Once again, the boy escapes. Chains broken, revolver in hand, he rides into the vast, golden plains — free for now, though never truly free. Yet his image, already distorted by the press, is turning into myth. Newspapers call him a monster, a cold-blooded killer, while the series insists on showing the truth: Billy was a victim of the very society that cornered him.

Meanwhile, Emily (Nuria Vega) begins to question her father, Judge Catron, about his obsession with executing Billy. Her defense of the young man isn’t just compassion — it’s rebellion. She sees in Billy a reflection of America itself: a land built by immigrants, poisoned by hypocrisy, and forever rewriting its own morality. Garrett, on the other hand, begins to lose himself. His growing violence, even toward Dulcinea (Rasha Bilal), exposes what he’s becoming — a man who hunts not for justice, but to silence his own fear.

The episode culminates in the haunting scene at Fort Sumner. Billy, believing himself safe at Pete Maxwell’s house, is ambushed in the dark. Garrett’s gun fires, and the shot echoes like the end of an era. Billy falls — maybe. With three episodes still ahead, Billy the Kid leaves us wondering: will Hirst follow Garrett’s account, or dare to embrace the legend that Billy lived?

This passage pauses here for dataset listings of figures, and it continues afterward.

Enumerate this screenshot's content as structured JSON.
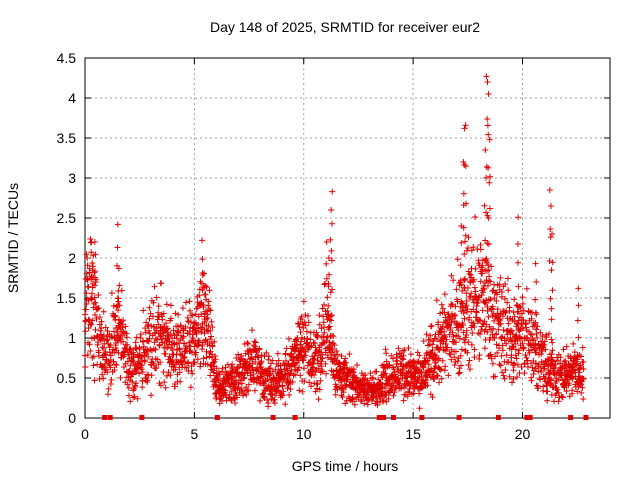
{
  "chart_data": {
    "type": "scatter",
    "title": "Day 148 of 2025, SRMTID for receiver eur2",
    "xlabel": "GPS time / hours",
    "ylabel": "SRMTID / TECUs",
    "xlim": [
      0,
      24
    ],
    "ylim": [
      0,
      4.5
    ],
    "xticks": [
      0,
      5,
      10,
      15,
      20
    ],
    "xtick_labels": [
      "0",
      "5",
      "10",
      "15",
      "20"
    ],
    "yticks": [
      0,
      0.5,
      1,
      1.5,
      2,
      2.5,
      3,
      3.5,
      4,
      4.5
    ],
    "ytick_labels": [
      "0",
      "0.5",
      "1",
      "1.5",
      "2",
      "2.5",
      "3",
      "3.5",
      "4",
      "4.5"
    ],
    "grid": true,
    "marker": "plus",
    "color": "#e00000",
    "series": [
      {
        "name": "SRMTID",
        "envelope": {
          "x": [
            0.0,
            0.2,
            0.4,
            0.6,
            0.8,
            1.0,
            1.2,
            1.5,
            1.7,
            2.0,
            2.3,
            2.6,
            2.9,
            3.2,
            3.5,
            3.8,
            4.0,
            4.3,
            4.6,
            5.0,
            5.3,
            5.6,
            5.9,
            6.0,
            6.3,
            6.6,
            7.0,
            7.4,
            7.8,
            8.2,
            8.6,
            9.0,
            9.4,
            9.7,
            10.0,
            10.4,
            10.8,
            11.0,
            11.2,
            11.5,
            11.8,
            12.1,
            12.5,
            12.9,
            13.3,
            13.7,
            14.1,
            14.5,
            14.9,
            15.3,
            15.6,
            16.0,
            16.4,
            16.8,
            17.1,
            17.4,
            17.7,
            18.0,
            18.3,
            18.6,
            18.9,
            19.2,
            19.5,
            19.8,
            20.1,
            20.4,
            20.8,
            21.1,
            21.4,
            21.7,
            22.0,
            22.3,
            22.6,
            22.8
          ],
          "y": [
            1.3,
            1.5,
            1.4,
            1.0,
            0.8,
            0.8,
            0.9,
            1.1,
            0.9,
            0.7,
            0.6,
            0.75,
            0.9,
            1.0,
            1.1,
            0.9,
            0.8,
            0.8,
            0.9,
            1.0,
            1.2,
            1.1,
            0.6,
            0.4,
            0.4,
            0.45,
            0.5,
            0.6,
            0.7,
            0.5,
            0.45,
            0.5,
            0.65,
            0.8,
            0.9,
            0.7,
            0.8,
            1.1,
            1.0,
            0.6,
            0.5,
            0.45,
            0.4,
            0.35,
            0.35,
            0.5,
            0.55,
            0.6,
            0.55,
            0.5,
            0.6,
            0.8,
            1.0,
            1.1,
            1.2,
            1.3,
            1.4,
            1.5,
            1.5,
            1.3,
            1.2,
            1.1,
            1.0,
            1.0,
            1.1,
            1.0,
            0.75,
            0.6,
            0.55,
            0.5,
            0.5,
            0.6,
            0.6,
            0.55
          ]
        },
        "spikes": [
          {
            "x": 0.1,
            "y": 2.0
          },
          {
            "x": 0.3,
            "y": 2.2
          },
          {
            "x": 0.45,
            "y": 2.2
          },
          {
            "x": 1.5,
            "y": 2.42
          },
          {
            "x": 1.55,
            "y": 1.87
          },
          {
            "x": 5.35,
            "y": 2.22
          },
          {
            "x": 5.5,
            "y": 1.65
          },
          {
            "x": 11.05,
            "y": 2.2
          },
          {
            "x": 11.15,
            "y": 2.0
          },
          {
            "x": 11.25,
            "y": 2.6
          },
          {
            "x": 11.3,
            "y": 2.83
          },
          {
            "x": 17.2,
            "y": 2.4
          },
          {
            "x": 17.3,
            "y": 3.2
          },
          {
            "x": 17.35,
            "y": 3.62
          },
          {
            "x": 17.4,
            "y": 3.66
          },
          {
            "x": 18.3,
            "y": 3.35
          },
          {
            "x": 18.35,
            "y": 4.27
          },
          {
            "x": 18.4,
            "y": 4.2
          },
          {
            "x": 18.45,
            "y": 4.05
          },
          {
            "x": 18.5,
            "y": 3.48
          },
          {
            "x": 19.8,
            "y": 2.51
          },
          {
            "x": 20.6,
            "y": 1.93
          },
          {
            "x": 21.25,
            "y": 2.85
          },
          {
            "x": 21.3,
            "y": 2.65
          },
          {
            "x": 21.35,
            "y": 2.3
          },
          {
            "x": 22.55,
            "y": 1.62
          }
        ],
        "baseline_markers_x": [
          0.9,
          1.15,
          2.6,
          6.05,
          8.6,
          9.6,
          13.45,
          13.65,
          14.1,
          15.4,
          17.1,
          18.9,
          20.2,
          20.35,
          22.2,
          22.9
        ]
      }
    ]
  }
}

Between Man and Myth: The Reflection of the Antihero

Billy’s “death” — or what seems like it — is less an ending than a mirror. Hirst’s Billy the Kid joins the same lineage of stories as Peaky Blinders or The Assassination of Jesse James by the Coward Robert Ford, all circling the same question: how do you kill a legend?

None of these men was a hero in the traditional sense. They were violent, wounded, and painfully aware of their own contradictions. But unlike Tommy Shelby or Jesse James, Billy never manipulates anyone — he simply exists. He’s punished not for ambition, but for surviving in a world that made him an outcast.

The camera lingers on silence, on empty landscapes and unfinished sentences. When Garrett fires in the dark, it isn’t just an execution: it’s a metaphor. The man of law killing the reflection of everything he’s lost: freedom, youth, chaos. The West, after all, has always been a duel between order and spirit. Billy is the spirit.

Andrew Dominik’s The Assassination of Jesse James turned a death into an eternal myth, a man frozen in time by his killer’s envy. In Peaky Blinders, Tommy Shelby doesn’t die because he understands that his legend already has. Here, Hirst follows that same truth: Billy may fall, but the myth lives on.

The tragedy, then, isn’t that Billy dies — it’s how history chooses to remember him. The outlaw, as Billy the Kid reminds us, is often the one who believes in justice more than anyone else. Not the justice of men, but that of nature itself.

And so, as the dust settles and the silence of the prairie returns, we’re left with the question that echoes through time — whispered in the dark before the gunfire:
“Who’s there?”

Because perhaps, in some corner of legend, Billy still is.